A forty-five minute flight from Peshawar by PIA Domestic Airlines takes us to Chitral proper. By road it takes two days via Dir and Lowarai Pass (3177m).

Previously, the Kafirs predominated the whole Chitral area but in 16C. they were conquered by the Katur (Metar of Chitral) that came from Herat of Afghanistan and were converted to Islam. Even then, in Shishikui valley in the south of Chitral and Lutkoh valley in the north, a few unconverted Kafirs lived, but at the beginning of this century they were all converted to Islam.

Now the Kafirs only live in the three valleys along the branch of Chitral river (Kunar R.), Rukmu, Mumuret, Biriu (in Kalasha. Chitrali people and foreigners call them Rumbur, Bumburet and Birir). It is about two or three hours drive by jeep from Chitral proper and has become a popular place for the tourists to visit.


The Kalasha Valleys have extensive forests of Holly-Oak and Himalayan cedar. Walnut, Apricot, Apple, Pear and Mulberry trees abound near the villages.

Of the three valleys, Mumret is the largest. There are three villages of more than 200 people and two of about 60. But the valleys of Rukmu and Biriu are narrow and it is said that each of their populations are half the size of Mumret's population.

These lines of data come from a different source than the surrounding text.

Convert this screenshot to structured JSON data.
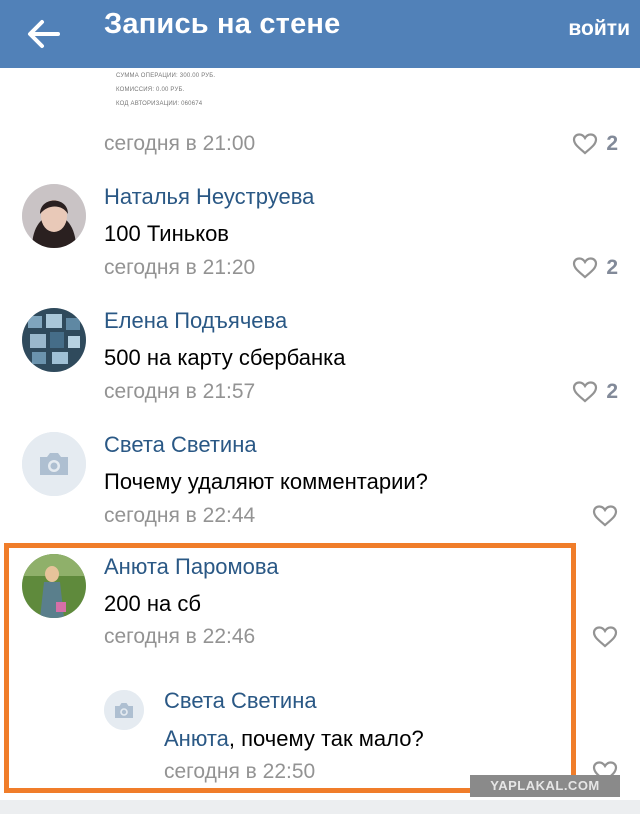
{
  "header": {
    "title": "Запись на стене",
    "login_label": "войти",
    "back_icon": "arrow-left-icon",
    "bg_color": "#5181b8"
  },
  "receipt": {
    "lines": [
      "СУММА ОПЕРАЦИИ: 300.00 РУБ.",
      "КОМИССИЯ: 0.00 РУБ.",
      "КОД АВТОРИЗАЦИИ: 060674"
    ]
  },
  "comments": [
    {
      "time": "сегодня в 21:00",
      "likes": "2"
    },
    {
      "author": "Наталья Неуструева",
      "text": "100 Тиньков",
      "time": "сегодня в 21:20",
      "likes": "2"
    },
    {
      "author": "Елена Подъячева",
      "text": "500 на карту сбербанка",
      "time": "сегодня в 21:57",
      "likes": "2"
    },
    {
      "author": "Света Светина",
      "text": "Почему удаляют комментарии?",
      "time": "сегодня в 22:44"
    },
    {
      "author": "Анюта Паромова",
      "text": "200 на сб",
      "time": "сегодня в 22:46"
    },
    {
      "author": "Света Светина",
      "mention": "Анюта",
      "text": ", почему так мало?",
      "time": "сегодня в 22:50"
    }
  ],
  "watermark": "YAPLAKAL.COM",
  "colors": {
    "link": "#2a5885",
    "time": "#939393",
    "highlight": "#f07d2a"
  }
}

The villages are situated on the southern face of the hillside about 50-100 meters above the river. This protects them from invaders and the floods in summer, and at the same time helps to get sunshine during the winter. The snow that lies on the bottom of the ravine and in the shade do not melt until spring. In summer to avoid the sun, some people live in a second house built on the opposite side of the river.